Step 3: diff the three views
The output is three diffs:
- Visibility diff: across the full prompt set, who appears how often. Format as a leaderboard. "HubSpot 78%, Salesforce 71%, Client 26%, Pipedrive 22%."
- Rank-when-visible diff: when the client and competitors both appear in the same prompt, who ranks higher. This is the metric that reveals where the client is close to winning but losing the framing.
- Citation source diff: which third-party sources the engines cite for competitors that they do not cite for the client. Common gaps: G2 and Capterra reviews, Reddit threads in the relevant subreddit, podcast appearances, comparison blogs by smaller publications.

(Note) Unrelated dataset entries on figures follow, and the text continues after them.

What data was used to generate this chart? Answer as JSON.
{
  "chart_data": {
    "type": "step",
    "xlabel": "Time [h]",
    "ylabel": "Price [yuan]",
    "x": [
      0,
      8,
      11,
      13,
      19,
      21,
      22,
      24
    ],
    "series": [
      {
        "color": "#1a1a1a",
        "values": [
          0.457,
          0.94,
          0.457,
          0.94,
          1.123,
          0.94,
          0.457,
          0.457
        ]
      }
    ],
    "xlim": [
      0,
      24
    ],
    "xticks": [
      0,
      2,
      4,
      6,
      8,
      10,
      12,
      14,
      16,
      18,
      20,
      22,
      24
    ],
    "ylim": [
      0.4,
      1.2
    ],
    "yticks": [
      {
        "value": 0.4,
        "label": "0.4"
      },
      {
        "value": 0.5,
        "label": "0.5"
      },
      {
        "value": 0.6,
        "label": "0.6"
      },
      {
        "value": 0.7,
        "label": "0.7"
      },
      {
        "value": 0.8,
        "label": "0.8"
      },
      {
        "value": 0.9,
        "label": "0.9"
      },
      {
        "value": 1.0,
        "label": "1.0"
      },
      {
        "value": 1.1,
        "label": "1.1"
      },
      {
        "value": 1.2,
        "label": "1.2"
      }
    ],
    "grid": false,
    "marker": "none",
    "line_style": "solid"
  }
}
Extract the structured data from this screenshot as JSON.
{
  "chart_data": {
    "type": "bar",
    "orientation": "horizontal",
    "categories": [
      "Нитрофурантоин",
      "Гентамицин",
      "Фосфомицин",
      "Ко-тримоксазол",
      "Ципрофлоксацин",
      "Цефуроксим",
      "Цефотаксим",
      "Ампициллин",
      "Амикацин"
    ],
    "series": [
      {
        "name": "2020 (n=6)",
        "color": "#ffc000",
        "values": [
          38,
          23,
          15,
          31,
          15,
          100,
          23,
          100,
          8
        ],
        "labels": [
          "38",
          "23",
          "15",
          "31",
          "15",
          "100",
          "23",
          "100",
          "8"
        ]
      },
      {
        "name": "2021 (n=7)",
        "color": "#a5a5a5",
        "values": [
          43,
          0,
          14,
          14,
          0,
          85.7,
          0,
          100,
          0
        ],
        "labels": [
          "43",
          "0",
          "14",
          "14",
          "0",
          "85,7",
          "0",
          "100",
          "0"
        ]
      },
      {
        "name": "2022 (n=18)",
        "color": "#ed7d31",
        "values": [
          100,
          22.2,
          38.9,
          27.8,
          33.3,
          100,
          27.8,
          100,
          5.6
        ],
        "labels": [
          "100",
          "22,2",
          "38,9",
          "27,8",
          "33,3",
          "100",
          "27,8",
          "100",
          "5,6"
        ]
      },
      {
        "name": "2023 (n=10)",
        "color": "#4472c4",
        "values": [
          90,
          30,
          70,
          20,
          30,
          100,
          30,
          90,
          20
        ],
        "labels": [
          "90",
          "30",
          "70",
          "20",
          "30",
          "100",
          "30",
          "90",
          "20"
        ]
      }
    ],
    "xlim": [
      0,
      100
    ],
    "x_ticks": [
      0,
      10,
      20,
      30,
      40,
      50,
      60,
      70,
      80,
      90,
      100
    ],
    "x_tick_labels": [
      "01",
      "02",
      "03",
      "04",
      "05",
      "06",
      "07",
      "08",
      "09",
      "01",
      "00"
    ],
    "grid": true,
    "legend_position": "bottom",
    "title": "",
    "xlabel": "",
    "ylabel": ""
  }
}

A 30-person B2B SaaS agency running this for a client might find that competitors are cited heavily because of Reddit threads and G2 reviews, while the client has almost no third-party citation footprint. That insight reframes the next 90 days of work: less blog production, more review-site and community presence.
Common mistakes
The two most common mistakes agencies make on competitor analysis:
- Treating one engine as the answer. A client that ranks first in Perplexity but is invisible in ChatGPT does not have a winning position. Analyse all five engines and present the spread.
- Reporting raw rank instead of context. "You are #3 average" is meaningless without knowing how many prompts had the client in the top 10 versus not appearing at all. Visibility, rank-when-visible, and citation share each tell a different story; report all three.
Cadence and deliverable
Run the full competitor analysis at kickoff and then quarterly. Between full runs, the monthly client report (covered separately in the cluster) tracks the headline competitor leaderboard so the client can see whether the gap is closing.